Review Summary: Soon I'll smile, I know I'll feel this loneliness no more, all of my days
Alexi Murdoch has quickly become one of those guys whose music is featured in a ton of shows and movies and yet nobody has any clue whom he is. For example, his song “Orange Sky” alone has been used in The O.C., House, Prison Break, Ladder 49, Ugly Betty, Dirty Sexy Money, and Garden State. Quite a large list of appearances, with absolutely no actual exposure or record sales, for the young Scotsman. When “Orange Sky” was played on The O.C., music execs from many major label companies knocked at the door, and in response Alexi did the most indie thing you can; start your own record label. That record label is called Zero Summer, which is ironic because Time Without Consequence
, as the title suggests, is the perfect lazy summer album.

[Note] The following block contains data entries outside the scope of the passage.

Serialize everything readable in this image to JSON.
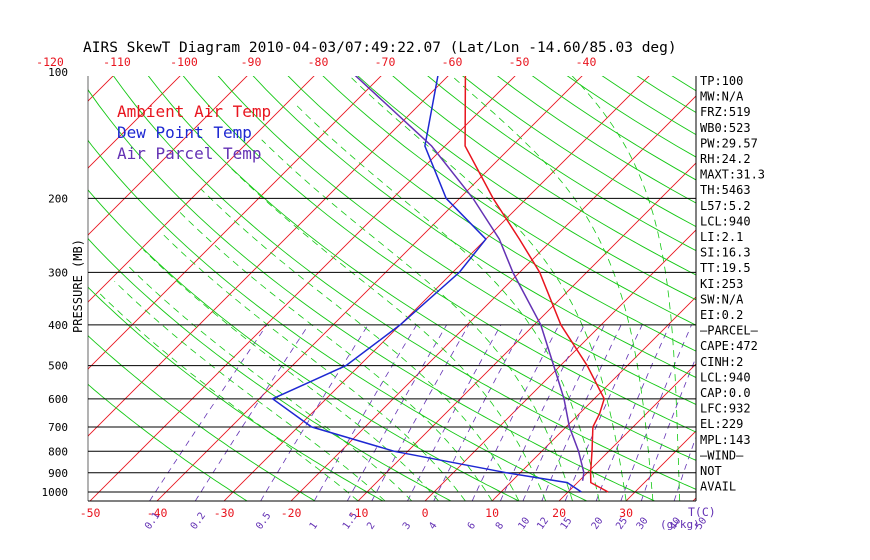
{
  "chart_data": {
    "type": "line",
    "title": "AIRS SkewT Diagram 2010-04-03/07:49:22.07 (Lat/Lon -14.60/85.03 deg)",
    "ylabel": "PRESSURE (MB)",
    "xlabel_right": "T(C)",
    "mixing_ratio_unit": "g/kg",
    "y_scale": "log",
    "ylim": [
      1050,
      100
    ],
    "pressure_ticks": [
      100,
      200,
      300,
      400,
      500,
      600,
      700,
      800,
      900,
      1000
    ],
    "isobars": [
      200,
      300,
      400,
      500,
      600,
      700,
      800,
      900,
      1000
    ],
    "top_temp_ticks": [
      -120,
      -110,
      -100,
      -90,
      -80,
      -70,
      -60,
      -50,
      -40
    ],
    "bottom_temp_ticks": [
      -50,
      -40,
      -30,
      -20,
      -10,
      0,
      10,
      20,
      30
    ],
    "mixing_ratio_labels": [
      "0.1",
      "0.2",
      "0.5",
      "1",
      "1.5",
      "2",
      "3",
      "4",
      "6",
      "8",
      "10",
      "12",
      "15",
      "20",
      "25",
      "30",
      "40",
      "50"
    ],
    "legend": [
      {
        "label": "Ambient Air Temp",
        "color": "#e8141e"
      },
      {
        "label": "Dew Point Temp",
        "color": "#1e28d2"
      },
      {
        "label": "Air Parcel Temp",
        "color": "#6432b4"
      }
    ],
    "series": [
      {
        "name": "Ambient Air Temp",
        "color": "#e8141e",
        "points": [
          [
            1000,
            26
          ],
          [
            950,
            22
          ],
          [
            900,
            20.5
          ],
          [
            800,
            17.5
          ],
          [
            700,
            14
          ],
          [
            650,
            13
          ],
          [
            600,
            11.5
          ],
          [
            500,
            4
          ],
          [
            400,
            -6
          ],
          [
            300,
            -17
          ],
          [
            250,
            -25
          ],
          [
            200,
            -35
          ],
          [
            150,
            -47
          ],
          [
            100,
            -58
          ]
        ]
      },
      {
        "name": "Dew Point Temp",
        "color": "#1e28d2",
        "points": [
          [
            1000,
            22
          ],
          [
            950,
            18.5
          ],
          [
            900,
            8
          ],
          [
            800,
            -12
          ],
          [
            700,
            -28
          ],
          [
            600,
            -38
          ],
          [
            500,
            -32
          ],
          [
            400,
            -30
          ],
          [
            300,
            -29
          ],
          [
            250,
            -30
          ],
          [
            200,
            -42
          ],
          [
            150,
            -53
          ],
          [
            100,
            -62
          ]
        ]
      },
      {
        "name": "Air Parcel Temp",
        "color": "#6432b4",
        "points": [
          [
            940,
            20.5
          ],
          [
            900,
            19.5
          ],
          [
            800,
            15.5
          ],
          [
            700,
            10.5
          ],
          [
            600,
            5.5
          ],
          [
            500,
            -1
          ],
          [
            400,
            -9
          ],
          [
            300,
            -21
          ],
          [
            250,
            -28
          ],
          [
            200,
            -38
          ],
          [
            150,
            -52
          ],
          [
            100,
            -75
          ]
        ]
      }
    ],
    "indices": [
      "TP:100",
      "MW:N/A",
      "FRZ:519",
      "WB0:523",
      "PW:29.57",
      "RH:24.2",
      "MAXT:31.3",
      "TH:5463",
      "L57:5.2",
      "LCL:940",
      "LI:2.1",
      "SI:16.3",
      "TT:19.5",
      "KI:253",
      "SW:N/A",
      "EI:0.2",
      "—PARCEL—",
      "CAPE:472",
      "CINH:2",
      "LCL:940",
      "CAP:0.0",
      "LFC:932",
      "EL:229",
      "MPL:143",
      "—WIND—",
      "NOT",
      "AVAIL"
    ],
    "colors": {
      "isotherm": "#e8141e",
      "dry_adiabat": "#14c814",
      "moist_adiabat": "#14c814",
      "mixing_ratio": "#6432b4",
      "isobar": "#000000",
      "text": "#000000"
    },
    "grid": true,
    "legend_position": "top-left"
  }
}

Alexi Murdoch writes quiet, almost ambling acoustic songs that depend entirely on his soft, warm tenor. He has a very distinct and very beautiful voice, and he uses it in a way that compliments his minimalist approach to songwriting. Opener “All My Days”, on top of having beautiful instrumentation, is peppered with honest and heartfelt lyrics. His lyrics, especially on “Orange Sky”, give you the vibe that he is devoutly religious in some way or another, which would make sense as this release was distributed through Razor & Tie. His lyrical work is simple, yet always feels genuine. When he sings a line like “Well I have been quietly standing in the shade. all of my days, watch the sky breaking on the promise that we made, all of this rain” off “All My Days”, you can’t help but smile. He can sing love songs without sounding overly cutesy, or overly Jack Johnson-y either. His voice feels like a warm blanket, always smooth and self-assured in its purpose. Alexi never has a voice that is always on a sort of even keel, never uneasy or anxious; Alexi Murdoch will never be confused with Dallas Green.
This needs to be said, as it gets brought up a lot around Alexi Murdoch; he is also often compared to Nick Drake, and for a reason. Their vocal patterns share commonalities, and their acoustic guitar work is both fantastic. However, the biggest difference is in the vibe of their music more than anything else. Listening to Nick Drake at times feels like re-living happy moments in your mind of a girl who slipped through your fingers, while Alexi Murdoch feels like you are in a hammock at the end of a beautiful day with your girlfriend, full of slow walks along the beach, maybe an ice cream cone, and watching the sun go down in each other’s arms. When he is at his most experimental it still isn’t stressful; it feels like you are in a rush to catch a movie time, which is of course nothing big, you can see the later showing. This is the greatest strength and only weakness of the album, the laid-back nature of the instrumentation at times betrays the message in his lyrics.
Alexi Murdoch has crafted a soft, beautiful, low stress album. The album is a wonderful lazy summer album. The song-writing is superb, and Alexi Murdoch’s voice envelops you in a way that diminishes your care in the things that are wrong. Time Without Consequence
does not seem like the debut it is, as Alexi seems way too comfortable and self-assured in terms of his song-writing and his vocal range. This is one of the better acoustic albums to come out in the 00’s, and one that makes it nearly impossible to be sad, at least just for an hour.